1 En het geschiedde ten zelven tijde, dat Juda van zijn broederen aftoog, en hij keerde in tot een man van Adullam, wiens naam was Hira.

2 En Juda zag aldaar de dochter van een Kanaanietisch man, wiens naam was Sua; en hij nam haar, en ging tot haar in.

3 En zij werd bevrucht, en baarde een zoon, en hij noemde zijn naam Er.

4 Daarna werd zij weder bevrucht, en baarde een zoon, en zij noemde zijn naam Onan.

5 En zij voer nog voort, en baarde een zoon, en noemde zijn naam Sela; doch hij was te Chezib, toen zij hem baarde.

6 Juda nu nam een vrouw voor Er, zijn eerstgeborene, en haar naam was Thamar.

7 Maar Er, de eerstgeborene van Juda, was kwaad in des HEEREN ogen; daarom doodde hem de HEERE.

8 Toen zeide Juda tot Onan: Ga in tot uws broeders huisvrouw, en trouw haar in uws broeders naam, en verwek uw broeder zaad.

9 Doch Onan, wetende, dat dit zaad voor hem niet zoude zijn, zo geschiedde het, als hij tot zijns broeders huisvrouw inging, dat hij het verdierf tegen de aarde, om zijn broeder geen zaad te geven.

10 En het was kwaad in des HEEREN ogen, wat hij deed; daarom doodde Hij hem ook.

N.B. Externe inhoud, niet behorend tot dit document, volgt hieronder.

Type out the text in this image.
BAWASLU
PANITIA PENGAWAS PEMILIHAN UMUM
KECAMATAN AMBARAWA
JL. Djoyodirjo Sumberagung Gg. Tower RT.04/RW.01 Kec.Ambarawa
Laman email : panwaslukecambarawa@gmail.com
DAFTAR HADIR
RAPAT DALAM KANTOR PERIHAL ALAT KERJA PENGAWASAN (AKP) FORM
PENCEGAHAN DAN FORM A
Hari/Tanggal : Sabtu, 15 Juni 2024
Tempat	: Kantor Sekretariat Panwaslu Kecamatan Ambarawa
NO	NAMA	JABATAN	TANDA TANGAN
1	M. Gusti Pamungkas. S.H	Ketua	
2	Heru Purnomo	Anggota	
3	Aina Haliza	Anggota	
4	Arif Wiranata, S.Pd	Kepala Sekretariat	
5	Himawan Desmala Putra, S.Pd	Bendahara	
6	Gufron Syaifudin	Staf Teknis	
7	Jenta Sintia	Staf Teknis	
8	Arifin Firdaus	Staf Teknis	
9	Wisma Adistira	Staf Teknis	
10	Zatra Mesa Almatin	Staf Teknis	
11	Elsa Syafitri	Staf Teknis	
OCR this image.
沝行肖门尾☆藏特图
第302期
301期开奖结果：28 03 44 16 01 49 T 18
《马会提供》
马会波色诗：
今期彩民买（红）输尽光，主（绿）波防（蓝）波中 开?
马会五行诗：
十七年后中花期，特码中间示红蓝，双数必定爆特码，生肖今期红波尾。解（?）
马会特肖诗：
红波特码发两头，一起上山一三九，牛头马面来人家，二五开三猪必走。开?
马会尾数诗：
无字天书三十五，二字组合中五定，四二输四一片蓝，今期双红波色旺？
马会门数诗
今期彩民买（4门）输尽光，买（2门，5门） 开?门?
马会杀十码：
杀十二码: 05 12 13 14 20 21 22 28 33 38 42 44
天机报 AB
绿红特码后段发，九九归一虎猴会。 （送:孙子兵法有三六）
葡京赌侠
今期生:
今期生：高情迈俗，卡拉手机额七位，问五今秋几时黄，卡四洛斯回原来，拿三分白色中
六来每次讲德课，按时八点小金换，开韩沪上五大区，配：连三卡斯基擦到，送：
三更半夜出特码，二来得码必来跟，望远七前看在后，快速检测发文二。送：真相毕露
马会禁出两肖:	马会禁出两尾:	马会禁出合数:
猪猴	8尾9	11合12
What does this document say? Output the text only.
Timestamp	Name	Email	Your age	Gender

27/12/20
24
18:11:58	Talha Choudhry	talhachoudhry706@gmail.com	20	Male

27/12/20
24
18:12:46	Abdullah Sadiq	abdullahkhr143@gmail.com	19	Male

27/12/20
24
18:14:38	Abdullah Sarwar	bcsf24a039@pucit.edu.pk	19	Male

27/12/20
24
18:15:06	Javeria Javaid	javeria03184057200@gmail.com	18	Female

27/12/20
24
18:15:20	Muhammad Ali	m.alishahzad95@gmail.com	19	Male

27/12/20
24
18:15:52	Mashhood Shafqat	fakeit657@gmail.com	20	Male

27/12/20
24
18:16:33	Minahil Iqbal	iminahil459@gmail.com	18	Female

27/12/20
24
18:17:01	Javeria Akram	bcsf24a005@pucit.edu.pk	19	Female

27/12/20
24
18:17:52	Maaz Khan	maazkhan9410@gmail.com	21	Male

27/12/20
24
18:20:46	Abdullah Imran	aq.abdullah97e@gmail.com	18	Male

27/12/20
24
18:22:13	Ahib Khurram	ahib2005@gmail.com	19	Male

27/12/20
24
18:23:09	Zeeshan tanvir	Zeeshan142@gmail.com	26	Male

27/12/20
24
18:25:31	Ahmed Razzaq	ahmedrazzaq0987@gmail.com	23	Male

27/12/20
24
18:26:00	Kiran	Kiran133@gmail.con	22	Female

11 Toen zeide Juda tot Thamar, zijn schoondochter: Blijf weduwe in uws vaders huis, totdat mijn zoon Sela groot wordt; want hij zeide: Dat niet misschien ook deze sterve, gelijk zijn broeders! Zo ging Thamar heen, en bleef in haar vaders huis.

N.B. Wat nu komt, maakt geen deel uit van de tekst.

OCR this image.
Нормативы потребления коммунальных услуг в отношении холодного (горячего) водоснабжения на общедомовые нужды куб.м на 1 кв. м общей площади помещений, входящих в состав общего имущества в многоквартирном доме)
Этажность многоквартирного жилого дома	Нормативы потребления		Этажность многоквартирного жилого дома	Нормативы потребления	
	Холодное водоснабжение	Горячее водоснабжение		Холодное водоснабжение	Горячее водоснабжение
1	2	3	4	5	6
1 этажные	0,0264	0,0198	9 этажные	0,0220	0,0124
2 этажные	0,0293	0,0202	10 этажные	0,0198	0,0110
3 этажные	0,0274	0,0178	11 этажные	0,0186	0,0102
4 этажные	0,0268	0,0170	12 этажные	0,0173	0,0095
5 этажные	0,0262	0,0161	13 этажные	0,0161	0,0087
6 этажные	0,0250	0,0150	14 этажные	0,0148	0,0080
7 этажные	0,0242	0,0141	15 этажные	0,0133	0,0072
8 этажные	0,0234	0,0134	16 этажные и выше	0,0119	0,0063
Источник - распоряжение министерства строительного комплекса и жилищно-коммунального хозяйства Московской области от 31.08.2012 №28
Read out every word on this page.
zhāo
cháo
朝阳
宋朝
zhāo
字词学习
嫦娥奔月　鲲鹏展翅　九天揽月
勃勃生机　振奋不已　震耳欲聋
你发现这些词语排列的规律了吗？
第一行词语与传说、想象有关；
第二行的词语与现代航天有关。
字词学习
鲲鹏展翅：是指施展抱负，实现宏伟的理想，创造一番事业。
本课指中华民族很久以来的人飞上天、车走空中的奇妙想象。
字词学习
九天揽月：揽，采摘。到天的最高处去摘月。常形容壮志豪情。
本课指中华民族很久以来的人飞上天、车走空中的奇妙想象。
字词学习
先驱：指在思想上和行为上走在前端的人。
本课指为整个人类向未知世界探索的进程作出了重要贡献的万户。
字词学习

12 Als nu vele dagen verlopen waren, stierf de dochter van Sua, de huisvrouw van Juda; daarna troostte zich Juda, en ging op tot zijn schaapscheerders naar Timna toe, hij en Hira, zijn vriend, de Adullamiet.

13 En men gaf Thamar te kennen, zeggende: Zie, uw schoonvader gaat op naar Timna, om zijn schapen te scheren.

14 Toen legde zij de klederen van haar weduwschap van zich af, en zij bedekte zich met een sluier, en bewond zich, en zette zich aan den ingang der twee fonteinen, die op den weg naar Timna is; want zij zag, dat Sela groot geworden was, en zij hem niet ter vrouw was gegeven.

15 Als Juda haar zag, zo hield hij haar voor een hoer, overmits zij haar aangezicht bedekt had.

16 En hij week tot haar naar den weg, en zeide: Kom toch, laat mij tot u ingaan; want hij wist niet, dat zij zijn schoondochter was. En zij zeide: Wat zult gij mij geven, dat gij tot mij ingaat?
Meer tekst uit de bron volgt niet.